3. Granulation: Spray the step No. 2 solution onto the step no.1 with Top spray approach with suitable in Process Parameters.
4. Drying: After completion of the coating Dry the materials until to get the LOD between 2 – 4% w/w (Target 3% w/w)
5. Sifting and Milling: Sift the Dried Granules through #30 mesh and collect the #30 mesh retained granules and mill the retained granules through Quadro co mill with 24 R Screen with slow speed.
6. Pre-lubrication: Sift Microcrystalline cellulose PH 102, Precipitated Calcium Carbonate, Crospovidone XL 10, Colloidal silicon Di oxide through 30 # mesh. Add this to step 6 Blend to step 5 and blend in a suitable blender up to 15 minutes.
7. Lubrication: Add step 6 blend to step 5 Blend and Blend for 5 mins.
8. Compression: Compress the above blend by using suitable punches.
9. Film Coating: Film Coating Prepare the coating dispersion by dispersing Colorozy Pink, Yellow and Pink in purified water under stirring and coat the compressed tablets of step 8 with the coating dispersion.

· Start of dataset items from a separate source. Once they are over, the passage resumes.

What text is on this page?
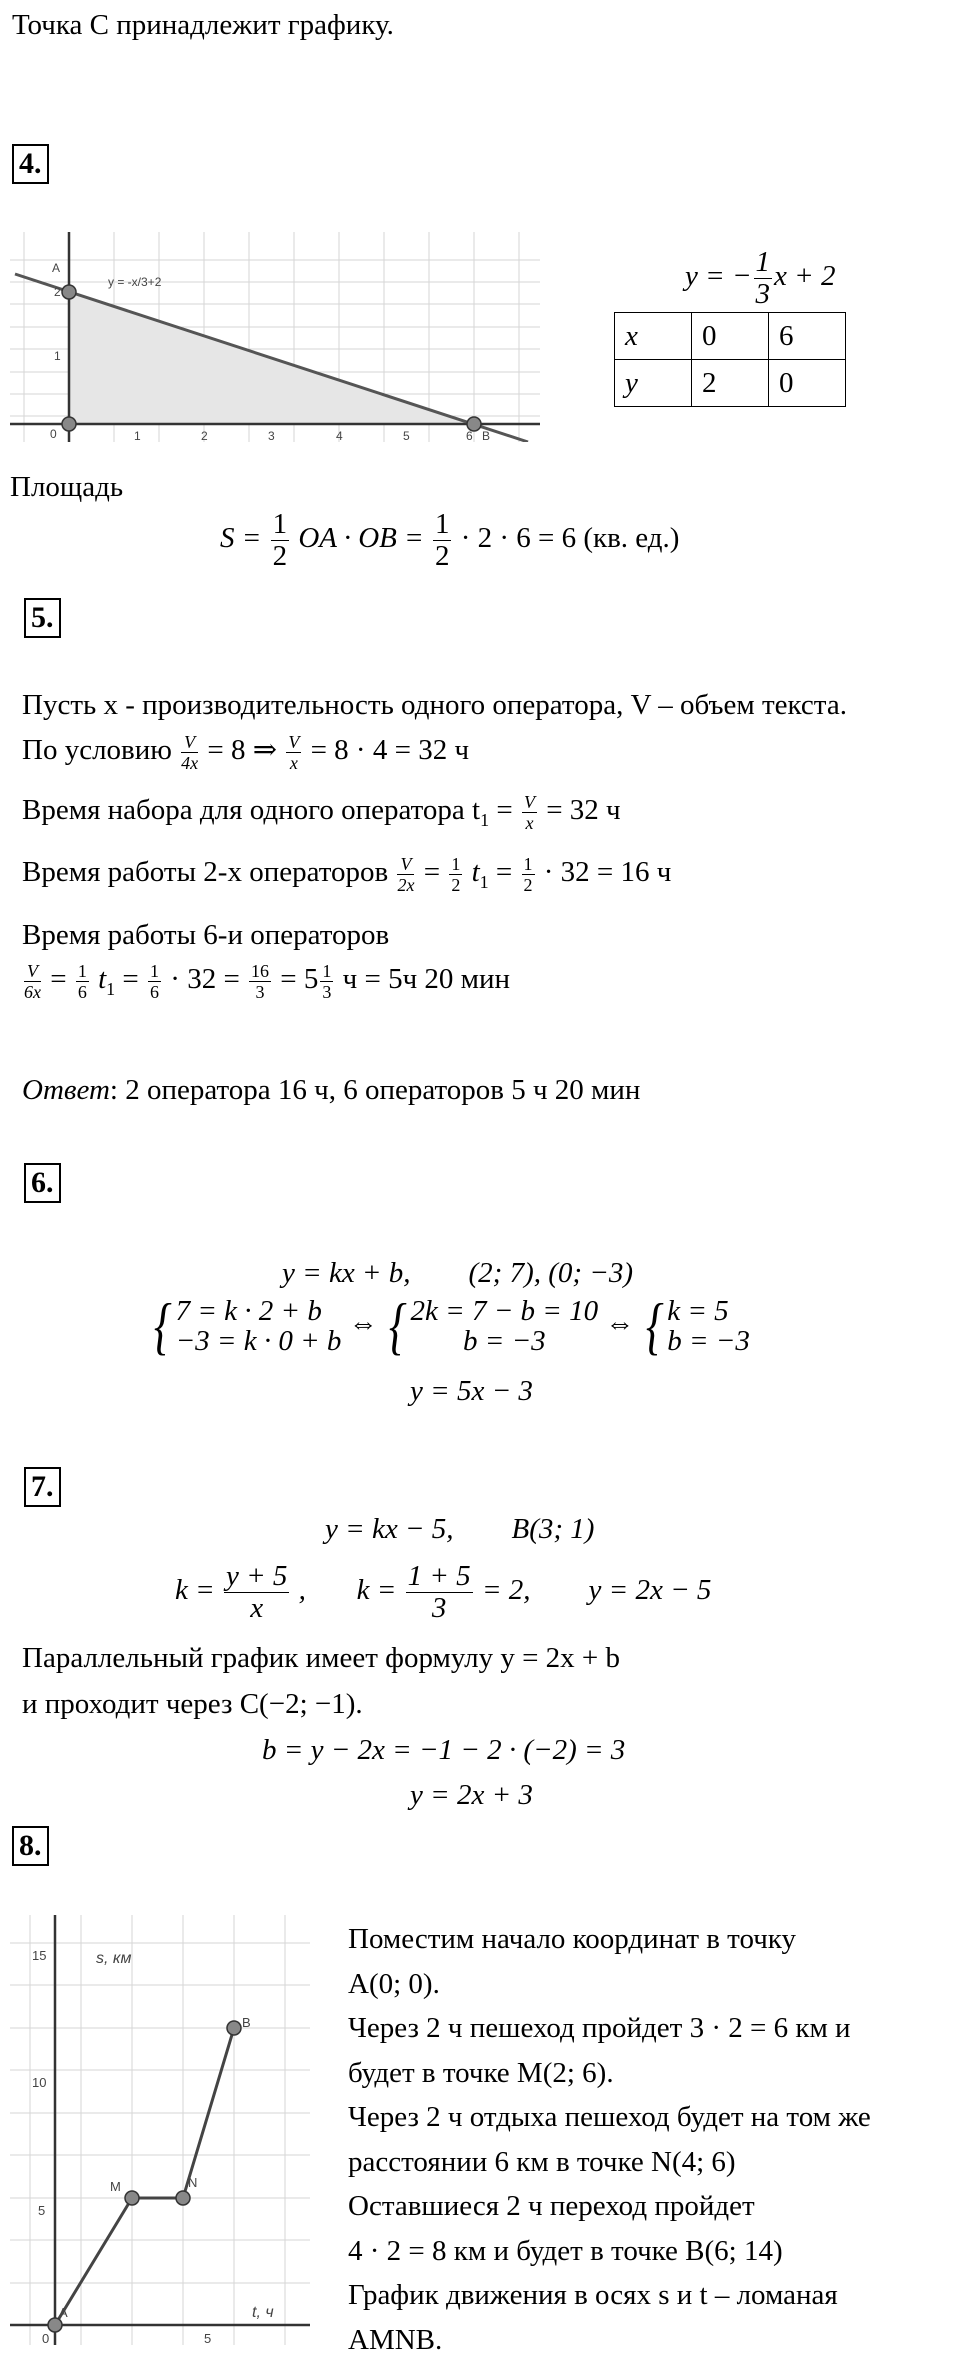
Точка C принадлежит графику.
4.
y = -x/3+2
A
B
0
1
2
1	2	3	4	5	6
y = − $\frac{1}{3}$ x + 2
x	0	6
y	2	0
Площадь
$S = \frac{1}{2}$ OA · OB = $\frac{1}{2} \cdot 2 \cdot 6 = 6$ (кв. ед.)
5.
Пусть x - производительность одного оператора, V – объем текста.
По условию $\frac{V}{4x} = 8$ ⇒ $\frac{V}{x} = 8 \cdot 4 = 32$ ч
Время набора для одного оператора $t_1 = \frac{V}{x} = 32$ ч
Время работы 2-х операторов $\frac{V}{2x} = \frac{1}{2} t_1 = \frac{1}{2} \cdot 32 = 16$ ч
Время работы 6-и операторов
$\frac{V}{6x} = \frac{1}{6} t_1 = \frac{1}{6} \cdot 32 = \frac{16}{3} = 5 \frac{1}{3}$ ч = 5ч 20 мин
Ответ: 2 оператора 16 ч, 6 операторов 5 ч 20 мин
6.
y = kx + b,        (2; 7), (0; −3)
{ 7 = k · 2 + b
−3 = k · 0 + b
⇔ { 2k = 7 − b = 10
b = −3
⇔ { k = 5
b = −3
y = 5x − 3
7.
y = kx − 5,        B(3; 1)
$k = \frac{y + 5}{x}$ ,       $k = \frac{1 + 5}{3} = 2$,        y = 2x − 5
Параллельный график имеет формулу y = 2x + b
и проходит через C(−2; −1).
b = y − 2x = −1 − 2 · (−2) = 3
y = 2x + 3
8.
s, км
t, ч
15
10
5
0	5
A
M	N
B
Поместим начало координат в точку
A(0; 0).
Через 2 ч пешеход пройдет 3 · 2 = 6 км и
будет в точке M(2; 6).
Через 2 ч отдыха пешеход будет на том же
расстоянии 6 км в точке N(4; 6)
Оставшиеся 2 ч переход пройдет
4 · 2 = 8 км и будет в точке B(6; 14)
График движения в осях s и t – ломаная
AMNB.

,CLAIMS:1) A pharmaceutical composition comprising Sacubitril; Valsartan or its pharmaceutically acceptable salts; and one or more pharmaceutically acceptable excipients, wherein the composition is prepared using the wet granulation method and fluid bed granulation technique.

2) The pharmaceutical composition as claimed in claim 1, wherein the Sacubitril; Valsartan salt is tri sodium hemi pentahydrate.

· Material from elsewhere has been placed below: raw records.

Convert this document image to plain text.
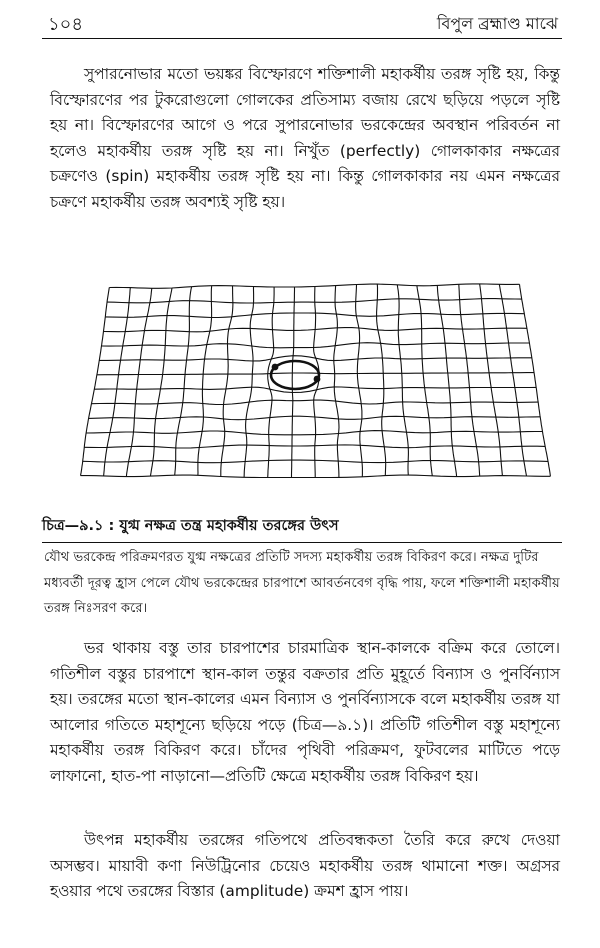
১০৪	বিপুল ব্রহ্মাণ্ড মাঝে

সুপারনোভার মতো ভয়ঙ্কর বিস্ফোরণে শক্তিশালী মহাকর্ষীয় তরঙ্গ সৃষ্টি হয়, কিন্তু বিস্ফোরণের পর টুকরোগুলো গোলকের প্রতিসাম্য বজায় রেখে ছড়িয়ে পড়লে সৃষ্টি হয় না। বিস্ফোরণের আগে ও পরে সুপারনোভার ভরকেন্দ্রের অবস্থান পরিবর্তন না হলেও মহাকর্ষীয় তরঙ্গ সৃষ্টি হয় না। নিখুঁত (perfectly) গোলকাকার নক্ষত্রের চক্রণেও (spin) মহাকর্ষীয় তরঙ্গ সৃষ্টি হয় না। কিন্তু গোলকাকার নয় এমন নক্ষত্রের চক্রণে মহাকর্ষীয় তরঙ্গ অবশ্যই সৃষ্টি হয়।

চিত্র—৯.১ : যুগ্ম নক্ষত্র তন্ত্র মহাকর্ষীয় তরঙ্গের উৎস

যৌথ ভরকেন্দ্র পরিক্রমণরত যুগ্ম নক্ষত্রের প্রতিটি সদস্য মহাকর্ষীয় তরঙ্গ বিকিরণ করে। নক্ষত্র দুটির মধ্যবর্তী দূরত্ব হ্রাস পেলে যৌথ ভরকেন্দ্রের চারপাশে আবর্তনবেগ বৃদ্ধি পায়, ফলে শক্তিশালী মহাকর্ষীয় তরঙ্গ নিঃসরণ করে।

ভর থাকায় বস্তু তার চারপাশের চারমাত্রিক স্থান-কালকে বক্রিম করে তোলে। গতিশীল বস্তুর চারপাশে স্থান-কাল তন্তুর বক্রতার প্রতি মুহূর্তে বিন্যাস ও পুনর্বিন্যাস হয়। তরঙ্গের মতো স্থান-কালের এমন বিন্যাস ও পুনর্বিন্যাসকে বলে মহাকর্ষীয় তরঙ্গ যা আলোর গতিতে মহাশূন্যে ছড়িয়ে পড়ে (চিত্র—৯.১)। প্রতিটি গতিশীল বস্তু মহাশূন্যে মহাকর্ষীয় তরঙ্গ বিকিরণ করে। চাঁদের পৃথিবী পরিক্রমণ, ফুটবলের মাটিতে পড়ে লাফানো, হাত-পা নাড়ানো—প্রতিটি ক্ষেত্রে মহাকর্ষীয় তরঙ্গ বিকিরণ হয়।

উৎপন্ন মহাকর্ষীয় তরঙ্গের গতিপথে প্রতিবন্ধকতা তৈরি করে রুখে দেওয়া অসম্ভব। মায়াবী কণা নিউট্রিনোর চেয়েও মহাকর্ষীয় তরঙ্গ থামানো শক্ত। অগ্রসর হওয়ার পথে তরঙ্গের বিস্তার (amplitude) ক্রমশ হ্রাস পায়।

3) The pharmaceutical composition as claimed in claim 1, wherein the Sacubitril; Valsartan is dissolved or dispersed in the binding solution.

4) The pharmaceutical composition as claimed in claim 1, wherein the composition is tablet oral composition contain Sacubitril; Valsartan salt and one or more pharmaceutically acceptable excipients.

5) The pharmaceutical composition as claimed in claim 1, where in one or more pharmaceutically acceptable excipients such as diluent, binder, glidant, lubricant, solubilizer, stabilizer, disintegrant and colorant.

6) The process of preparation of a pharmaceutical composition as claimed in claim 1 involves:
a. Preparation of a binding solution by mixing Sacubitril; Valsartan with methanol and Polysorbate 80,
b. Spraying the above solution onto microcrystalline cellulose and syloid.
c. Drying the mixture from step 2 and adding extra-granular materials, then mixing.
d. Blending the pre-lubricated mixture with a glidant and lubricant, and
e. Punching the lubricated blend into tablets and coating them with a suitable film coating.

7) The pharmaceutical composition as claimed in claim 1 is intended for the treatment of a cardiovascular disease.